Having Congress define the extension of civil rights into cyberspace is the proper first step, and intimately linked with a second necessary step, which is the establishment of international protocols for privacy rights and data sharing amongst government agencies and private agents. Right now, there is a very wide discrepancy between the strict standards held in Europe, the moderate standards in the United States and the disregard of privacy in many other nations. An international framework would not only give citizens a common set of expectations across a major portion of the world (other countries could join in later); it would have very positive economic benefits. Most importantly it would take the pressure off of the multinational internet and telecomm companies that might be squeezed from both sides otherwise. It would be a key component of a Transatlantic Trade and Investment Partnership, making the signing of such a landmark treaty more likely.

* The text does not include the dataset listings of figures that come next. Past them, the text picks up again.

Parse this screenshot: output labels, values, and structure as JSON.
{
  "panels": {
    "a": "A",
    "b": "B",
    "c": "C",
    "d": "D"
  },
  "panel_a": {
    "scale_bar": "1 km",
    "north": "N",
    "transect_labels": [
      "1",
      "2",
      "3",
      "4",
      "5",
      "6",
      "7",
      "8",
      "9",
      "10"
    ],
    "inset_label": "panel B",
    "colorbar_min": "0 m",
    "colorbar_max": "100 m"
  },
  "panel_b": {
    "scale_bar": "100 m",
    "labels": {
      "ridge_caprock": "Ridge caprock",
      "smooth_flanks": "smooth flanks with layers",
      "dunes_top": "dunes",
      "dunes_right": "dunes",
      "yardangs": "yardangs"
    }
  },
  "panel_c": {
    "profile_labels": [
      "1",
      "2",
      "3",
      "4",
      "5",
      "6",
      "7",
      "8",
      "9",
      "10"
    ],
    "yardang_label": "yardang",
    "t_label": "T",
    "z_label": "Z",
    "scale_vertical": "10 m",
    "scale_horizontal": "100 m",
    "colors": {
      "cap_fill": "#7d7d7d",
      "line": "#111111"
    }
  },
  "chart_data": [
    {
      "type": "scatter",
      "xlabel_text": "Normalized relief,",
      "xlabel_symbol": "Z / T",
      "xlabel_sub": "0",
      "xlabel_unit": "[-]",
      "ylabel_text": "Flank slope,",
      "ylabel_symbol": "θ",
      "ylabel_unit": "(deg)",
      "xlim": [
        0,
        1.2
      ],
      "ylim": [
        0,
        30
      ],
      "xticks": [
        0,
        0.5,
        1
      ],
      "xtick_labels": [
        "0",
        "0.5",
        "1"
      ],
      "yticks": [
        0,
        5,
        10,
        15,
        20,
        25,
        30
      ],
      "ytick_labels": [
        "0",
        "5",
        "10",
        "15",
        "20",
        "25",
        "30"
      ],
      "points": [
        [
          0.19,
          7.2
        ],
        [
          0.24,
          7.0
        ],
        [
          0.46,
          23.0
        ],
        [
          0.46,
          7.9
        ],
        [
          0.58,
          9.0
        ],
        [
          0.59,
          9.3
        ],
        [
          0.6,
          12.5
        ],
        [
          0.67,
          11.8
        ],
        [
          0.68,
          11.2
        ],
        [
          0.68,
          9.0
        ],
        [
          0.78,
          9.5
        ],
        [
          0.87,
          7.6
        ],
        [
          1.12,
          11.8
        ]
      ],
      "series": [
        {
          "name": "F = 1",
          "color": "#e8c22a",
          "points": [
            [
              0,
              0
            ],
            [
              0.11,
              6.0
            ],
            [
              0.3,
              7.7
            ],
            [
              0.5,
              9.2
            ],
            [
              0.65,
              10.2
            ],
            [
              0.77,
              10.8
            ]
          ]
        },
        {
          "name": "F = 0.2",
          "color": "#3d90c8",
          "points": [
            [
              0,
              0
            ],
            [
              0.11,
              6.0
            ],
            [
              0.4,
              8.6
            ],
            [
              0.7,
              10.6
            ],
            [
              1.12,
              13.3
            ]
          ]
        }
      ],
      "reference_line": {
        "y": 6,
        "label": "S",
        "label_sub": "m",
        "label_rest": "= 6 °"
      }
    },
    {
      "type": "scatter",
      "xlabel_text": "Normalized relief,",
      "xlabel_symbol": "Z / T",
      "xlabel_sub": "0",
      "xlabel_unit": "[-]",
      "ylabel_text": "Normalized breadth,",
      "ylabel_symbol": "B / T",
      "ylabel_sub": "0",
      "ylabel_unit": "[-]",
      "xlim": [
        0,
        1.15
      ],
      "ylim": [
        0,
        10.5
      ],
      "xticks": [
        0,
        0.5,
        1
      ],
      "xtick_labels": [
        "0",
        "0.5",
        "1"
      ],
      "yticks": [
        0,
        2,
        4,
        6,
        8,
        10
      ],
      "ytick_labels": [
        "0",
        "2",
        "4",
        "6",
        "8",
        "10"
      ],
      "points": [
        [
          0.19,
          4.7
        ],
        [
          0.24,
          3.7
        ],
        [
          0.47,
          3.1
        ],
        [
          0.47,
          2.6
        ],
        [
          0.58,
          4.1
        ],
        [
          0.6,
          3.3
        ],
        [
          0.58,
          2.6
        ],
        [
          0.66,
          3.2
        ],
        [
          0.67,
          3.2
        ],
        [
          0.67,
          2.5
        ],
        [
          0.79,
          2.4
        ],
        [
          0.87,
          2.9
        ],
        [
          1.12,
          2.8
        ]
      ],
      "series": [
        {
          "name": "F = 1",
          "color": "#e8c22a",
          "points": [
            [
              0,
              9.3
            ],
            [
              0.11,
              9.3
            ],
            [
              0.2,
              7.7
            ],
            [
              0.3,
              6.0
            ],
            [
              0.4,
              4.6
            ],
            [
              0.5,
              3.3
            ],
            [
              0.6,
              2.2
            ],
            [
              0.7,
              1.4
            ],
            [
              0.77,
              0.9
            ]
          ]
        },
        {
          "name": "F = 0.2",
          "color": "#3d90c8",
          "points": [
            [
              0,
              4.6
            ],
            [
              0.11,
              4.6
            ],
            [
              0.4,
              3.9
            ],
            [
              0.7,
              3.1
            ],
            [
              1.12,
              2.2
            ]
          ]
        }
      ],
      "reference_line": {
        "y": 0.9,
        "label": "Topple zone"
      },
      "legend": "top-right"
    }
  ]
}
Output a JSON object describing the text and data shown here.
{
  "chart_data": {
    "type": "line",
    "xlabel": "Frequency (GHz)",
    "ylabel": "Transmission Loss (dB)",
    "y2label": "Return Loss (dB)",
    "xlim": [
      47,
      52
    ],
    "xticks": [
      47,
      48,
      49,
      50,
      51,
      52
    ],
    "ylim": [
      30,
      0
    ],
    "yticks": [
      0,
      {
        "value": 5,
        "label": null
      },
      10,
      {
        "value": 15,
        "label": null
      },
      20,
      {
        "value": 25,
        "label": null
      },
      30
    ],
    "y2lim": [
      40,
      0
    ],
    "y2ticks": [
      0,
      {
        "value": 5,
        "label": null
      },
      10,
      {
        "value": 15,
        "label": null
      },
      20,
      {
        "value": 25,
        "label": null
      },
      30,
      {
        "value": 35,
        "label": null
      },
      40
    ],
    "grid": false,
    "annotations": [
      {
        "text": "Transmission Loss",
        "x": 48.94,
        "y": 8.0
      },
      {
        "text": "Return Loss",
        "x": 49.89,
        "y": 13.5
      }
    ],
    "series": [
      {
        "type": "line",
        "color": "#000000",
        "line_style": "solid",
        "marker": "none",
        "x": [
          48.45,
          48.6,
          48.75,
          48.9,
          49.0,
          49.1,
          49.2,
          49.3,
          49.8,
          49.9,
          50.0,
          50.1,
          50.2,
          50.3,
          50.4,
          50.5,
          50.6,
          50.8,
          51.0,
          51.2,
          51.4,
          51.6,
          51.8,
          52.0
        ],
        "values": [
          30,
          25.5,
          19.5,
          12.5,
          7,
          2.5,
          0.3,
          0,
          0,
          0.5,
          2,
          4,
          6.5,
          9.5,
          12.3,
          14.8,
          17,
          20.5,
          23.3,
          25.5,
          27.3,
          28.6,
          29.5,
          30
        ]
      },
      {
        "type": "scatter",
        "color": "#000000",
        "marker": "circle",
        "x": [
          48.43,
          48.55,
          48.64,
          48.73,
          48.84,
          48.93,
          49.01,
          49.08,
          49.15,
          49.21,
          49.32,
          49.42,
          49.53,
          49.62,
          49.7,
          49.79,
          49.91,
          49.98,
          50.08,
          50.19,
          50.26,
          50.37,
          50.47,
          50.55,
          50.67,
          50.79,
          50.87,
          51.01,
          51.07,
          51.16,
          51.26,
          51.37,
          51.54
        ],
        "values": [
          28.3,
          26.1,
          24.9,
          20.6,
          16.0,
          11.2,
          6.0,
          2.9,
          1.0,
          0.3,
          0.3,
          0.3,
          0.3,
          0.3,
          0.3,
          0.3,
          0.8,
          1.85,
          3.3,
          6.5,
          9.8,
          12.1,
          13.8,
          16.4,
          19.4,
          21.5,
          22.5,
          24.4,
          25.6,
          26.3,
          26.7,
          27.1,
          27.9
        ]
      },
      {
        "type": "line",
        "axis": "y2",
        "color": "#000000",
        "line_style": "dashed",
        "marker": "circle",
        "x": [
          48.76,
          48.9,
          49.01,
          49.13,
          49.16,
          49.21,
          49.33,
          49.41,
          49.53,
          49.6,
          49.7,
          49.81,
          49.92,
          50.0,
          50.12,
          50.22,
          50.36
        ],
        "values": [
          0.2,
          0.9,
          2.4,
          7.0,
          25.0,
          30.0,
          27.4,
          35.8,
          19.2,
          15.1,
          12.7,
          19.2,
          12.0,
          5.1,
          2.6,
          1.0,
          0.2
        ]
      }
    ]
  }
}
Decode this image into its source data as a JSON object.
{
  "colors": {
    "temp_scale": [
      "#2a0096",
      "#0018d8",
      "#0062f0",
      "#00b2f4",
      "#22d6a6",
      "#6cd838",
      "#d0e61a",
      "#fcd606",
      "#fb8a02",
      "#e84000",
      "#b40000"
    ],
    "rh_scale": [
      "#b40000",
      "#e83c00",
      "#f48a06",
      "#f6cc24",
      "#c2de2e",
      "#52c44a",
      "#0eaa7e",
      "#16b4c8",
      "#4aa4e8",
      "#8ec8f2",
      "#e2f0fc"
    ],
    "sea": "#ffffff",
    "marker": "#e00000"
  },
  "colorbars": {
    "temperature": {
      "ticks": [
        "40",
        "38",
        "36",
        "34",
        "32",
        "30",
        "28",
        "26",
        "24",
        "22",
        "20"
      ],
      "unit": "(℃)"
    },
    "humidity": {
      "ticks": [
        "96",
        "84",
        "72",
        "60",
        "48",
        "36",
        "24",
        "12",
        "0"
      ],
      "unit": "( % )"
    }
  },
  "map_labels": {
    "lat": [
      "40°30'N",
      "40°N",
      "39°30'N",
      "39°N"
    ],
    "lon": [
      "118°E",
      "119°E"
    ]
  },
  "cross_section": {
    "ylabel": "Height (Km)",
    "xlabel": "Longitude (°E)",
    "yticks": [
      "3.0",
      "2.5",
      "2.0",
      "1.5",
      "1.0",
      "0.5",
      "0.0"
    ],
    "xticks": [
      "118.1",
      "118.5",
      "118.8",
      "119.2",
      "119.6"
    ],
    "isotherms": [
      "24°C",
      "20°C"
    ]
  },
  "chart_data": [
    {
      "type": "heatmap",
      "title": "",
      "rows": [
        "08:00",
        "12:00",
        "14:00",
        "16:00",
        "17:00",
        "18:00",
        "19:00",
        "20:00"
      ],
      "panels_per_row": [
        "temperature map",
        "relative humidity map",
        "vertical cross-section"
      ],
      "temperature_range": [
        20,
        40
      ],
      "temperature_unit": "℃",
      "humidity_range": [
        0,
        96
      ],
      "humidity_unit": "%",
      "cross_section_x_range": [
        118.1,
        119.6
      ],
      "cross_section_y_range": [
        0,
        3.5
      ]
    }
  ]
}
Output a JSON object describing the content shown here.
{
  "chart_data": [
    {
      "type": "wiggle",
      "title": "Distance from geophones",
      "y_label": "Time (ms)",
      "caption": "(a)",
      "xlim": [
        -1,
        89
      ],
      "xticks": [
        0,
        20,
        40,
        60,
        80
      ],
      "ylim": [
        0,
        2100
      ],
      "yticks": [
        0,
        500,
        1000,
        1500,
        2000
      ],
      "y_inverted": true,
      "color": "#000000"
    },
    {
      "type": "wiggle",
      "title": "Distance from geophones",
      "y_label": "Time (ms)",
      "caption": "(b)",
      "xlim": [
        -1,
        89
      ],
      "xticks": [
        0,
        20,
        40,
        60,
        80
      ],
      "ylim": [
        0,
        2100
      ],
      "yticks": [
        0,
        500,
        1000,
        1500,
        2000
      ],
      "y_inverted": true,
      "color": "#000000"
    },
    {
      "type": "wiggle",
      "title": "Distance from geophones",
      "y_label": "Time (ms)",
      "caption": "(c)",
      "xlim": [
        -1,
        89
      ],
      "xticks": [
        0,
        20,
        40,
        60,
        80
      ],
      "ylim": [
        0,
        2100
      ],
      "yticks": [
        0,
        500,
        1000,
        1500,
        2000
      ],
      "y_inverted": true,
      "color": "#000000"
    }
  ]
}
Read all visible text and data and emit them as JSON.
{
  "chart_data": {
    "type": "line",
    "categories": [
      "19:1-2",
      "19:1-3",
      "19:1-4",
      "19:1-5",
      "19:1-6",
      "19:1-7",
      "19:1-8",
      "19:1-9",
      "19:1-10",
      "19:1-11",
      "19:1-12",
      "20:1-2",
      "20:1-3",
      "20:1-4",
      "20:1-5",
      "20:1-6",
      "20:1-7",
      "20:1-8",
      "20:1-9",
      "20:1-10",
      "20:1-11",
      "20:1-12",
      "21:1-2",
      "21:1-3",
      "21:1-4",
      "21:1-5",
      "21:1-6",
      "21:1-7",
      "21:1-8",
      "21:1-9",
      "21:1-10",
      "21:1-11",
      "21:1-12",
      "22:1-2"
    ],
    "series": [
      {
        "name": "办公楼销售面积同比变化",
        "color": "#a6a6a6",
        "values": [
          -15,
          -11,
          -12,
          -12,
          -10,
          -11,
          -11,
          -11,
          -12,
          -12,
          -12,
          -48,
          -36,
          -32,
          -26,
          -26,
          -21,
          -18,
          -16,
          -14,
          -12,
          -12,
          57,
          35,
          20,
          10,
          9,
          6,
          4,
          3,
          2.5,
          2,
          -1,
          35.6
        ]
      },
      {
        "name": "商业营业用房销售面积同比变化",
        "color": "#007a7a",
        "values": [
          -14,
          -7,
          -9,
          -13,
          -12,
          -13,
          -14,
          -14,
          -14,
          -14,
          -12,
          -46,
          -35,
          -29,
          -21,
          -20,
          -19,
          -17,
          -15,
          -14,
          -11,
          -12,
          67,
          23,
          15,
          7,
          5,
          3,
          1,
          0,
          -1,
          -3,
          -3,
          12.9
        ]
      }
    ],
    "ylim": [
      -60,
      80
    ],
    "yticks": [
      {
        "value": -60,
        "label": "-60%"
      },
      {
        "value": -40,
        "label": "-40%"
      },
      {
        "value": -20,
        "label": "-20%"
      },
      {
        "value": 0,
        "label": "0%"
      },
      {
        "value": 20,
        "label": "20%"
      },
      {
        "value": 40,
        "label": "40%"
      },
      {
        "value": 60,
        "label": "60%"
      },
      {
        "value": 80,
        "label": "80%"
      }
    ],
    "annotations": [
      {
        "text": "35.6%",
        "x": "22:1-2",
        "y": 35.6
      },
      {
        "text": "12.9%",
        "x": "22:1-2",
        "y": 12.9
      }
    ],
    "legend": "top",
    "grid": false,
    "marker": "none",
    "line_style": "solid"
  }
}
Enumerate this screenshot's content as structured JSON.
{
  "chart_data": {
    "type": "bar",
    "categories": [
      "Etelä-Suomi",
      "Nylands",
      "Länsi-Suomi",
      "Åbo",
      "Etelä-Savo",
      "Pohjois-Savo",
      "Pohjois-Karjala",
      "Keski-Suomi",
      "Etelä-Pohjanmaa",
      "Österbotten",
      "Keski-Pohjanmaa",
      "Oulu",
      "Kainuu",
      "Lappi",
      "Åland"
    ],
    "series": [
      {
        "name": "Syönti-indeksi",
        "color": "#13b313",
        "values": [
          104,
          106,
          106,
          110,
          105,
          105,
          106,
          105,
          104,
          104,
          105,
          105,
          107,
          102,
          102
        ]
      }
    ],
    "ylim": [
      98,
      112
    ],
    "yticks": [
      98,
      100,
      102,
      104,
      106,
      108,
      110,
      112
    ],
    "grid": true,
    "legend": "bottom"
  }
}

Finally, Congress needs to strengthen the supervisory process over the NSA and other Federal agencies involved in domestic data collection, as well as the rules of what to do with the data that has been collected and analyzed. It is still not clear to the public what mechanisms exist to keep the NSA, FBI and others “honest” in their collection, analysis and storage of data; nor how the FISA Courts’ warrants are issued, reviewed or challenged ; nor how a defendant could reasonably be expected to challenge their accusers when a cloak of secrecy is cast over the evidence and collection methods; nor how the public can have adequate assurances that their rights are not being violated. There is no way for the public to evaluate if the operation of these surveillance programs is in the least effective, or if the trade off in enhanced Federal power is worth the cost.
The genie is nonetheless out of the bottle and there is no way to bottle him up again. Governments will continue to conduct electronic and cyber-surveillance. These tools are too powerful not to use. Rather than blanket opposition to PRISM and similar programs, defenders of civil liberties would be well advised to work with government officials and members of Congress to establish the proper safeguards that will allow both reasonable expectations of privacy within defined areas of the internet, as well as enhanced security for all. The cost of inaction is likely to be felt not only in the erosion of our civil rights, but also in real economic pain and potentially the balkanization of the internet. If the great internet commons were to be destroyed, we would all be substantially poorer and weaker than we were.